Мы подошли в нашем рассказе к тому месту, когда рыцарь Вермандуа, из свиты короля, задумал жениться на немке — приближенной королевы. Высокие покровители молодых, поразмыслив, решили сочетать их браком во дворце Сен-Поль, и тут со всех сторон посыпались предложения, как сделать празднество приятным и радостным, таким, какого еще не бывало. Предполагалось, что будет костюмированный бал, и король склонял Одетту принять участие в бале, но она решительно отказалась, сославшись на слабость и не желая рисковать в ее положении.
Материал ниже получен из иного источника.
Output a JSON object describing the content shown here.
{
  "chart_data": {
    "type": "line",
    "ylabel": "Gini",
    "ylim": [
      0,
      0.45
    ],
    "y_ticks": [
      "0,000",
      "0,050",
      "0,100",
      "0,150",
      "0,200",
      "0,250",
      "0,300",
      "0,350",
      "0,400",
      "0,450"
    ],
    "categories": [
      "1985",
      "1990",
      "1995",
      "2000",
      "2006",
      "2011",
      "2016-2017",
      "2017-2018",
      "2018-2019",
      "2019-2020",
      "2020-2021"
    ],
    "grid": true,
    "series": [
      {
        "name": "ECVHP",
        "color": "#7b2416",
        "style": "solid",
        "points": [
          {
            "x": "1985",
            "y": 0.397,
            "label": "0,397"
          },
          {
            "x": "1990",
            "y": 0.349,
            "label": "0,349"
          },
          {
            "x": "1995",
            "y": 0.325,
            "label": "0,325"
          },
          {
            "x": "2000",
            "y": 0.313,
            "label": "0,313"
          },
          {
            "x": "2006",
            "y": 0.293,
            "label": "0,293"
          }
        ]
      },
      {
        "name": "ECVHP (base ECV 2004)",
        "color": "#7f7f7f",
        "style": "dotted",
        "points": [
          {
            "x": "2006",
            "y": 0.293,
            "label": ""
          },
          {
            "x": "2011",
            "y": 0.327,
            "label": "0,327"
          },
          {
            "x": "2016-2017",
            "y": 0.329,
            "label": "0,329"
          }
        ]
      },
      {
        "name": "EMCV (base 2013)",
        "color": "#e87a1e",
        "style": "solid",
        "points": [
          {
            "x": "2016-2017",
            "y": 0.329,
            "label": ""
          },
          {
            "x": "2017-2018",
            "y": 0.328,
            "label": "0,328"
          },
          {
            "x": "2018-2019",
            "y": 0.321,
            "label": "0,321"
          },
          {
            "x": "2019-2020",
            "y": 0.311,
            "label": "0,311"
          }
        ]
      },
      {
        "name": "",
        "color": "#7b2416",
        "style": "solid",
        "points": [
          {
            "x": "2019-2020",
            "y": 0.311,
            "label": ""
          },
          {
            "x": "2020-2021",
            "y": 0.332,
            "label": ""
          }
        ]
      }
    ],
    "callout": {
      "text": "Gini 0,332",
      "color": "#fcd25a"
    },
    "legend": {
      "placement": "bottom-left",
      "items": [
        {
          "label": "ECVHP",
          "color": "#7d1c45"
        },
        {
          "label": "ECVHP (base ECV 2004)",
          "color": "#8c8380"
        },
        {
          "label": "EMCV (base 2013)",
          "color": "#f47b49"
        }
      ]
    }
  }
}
Приближался день свадьбы, каждый по-своему готовился к празднеству, помышляя лишь об одном: чем бы поразить собрание. Бал открылся кадрилью, маски были обычные; но в одиннадцать часов послышались крики: “Расступись!”, пиковый и бубновый валеты с алебардами в руках встали по обе стороны двери, и дверь почти мгновенно отворилась, пропустив игру в пикет; короли шествовали друг за другом в порядке старшинства: первым шел Давид, за ним — Александр, далее — Цезарь и, наконец, — Карл Великий. Каждый подавал руку даме своей масти, за которой тянулся шлейф, поддерживаемый рабом. Первый раб был наряжен, как для игры в мяч, второй — в бильярд, третий изображал шахматы, четвертый — игру в кости. Далее следовали, составляя штат королевского двора, десять тузов, одетых гвардейскими капитанами и возглавлявших каждый девять карт. Кортеж замыкали червовый и трефовый валеты; они затворили двери, дав, таким образом, понять, что все в сборе. Тотчас дали сигнал к танцам, и короли, дамы и валеты составили кружки по три — по четыре одинаковые фигуры, — это привело всех в неописуемый восторг, затем красные масти встали с одной стороны, черные — с другой, и игра завершилась общим контрдансом, где смешались все масти и придворные разного пола, возраста и ранга.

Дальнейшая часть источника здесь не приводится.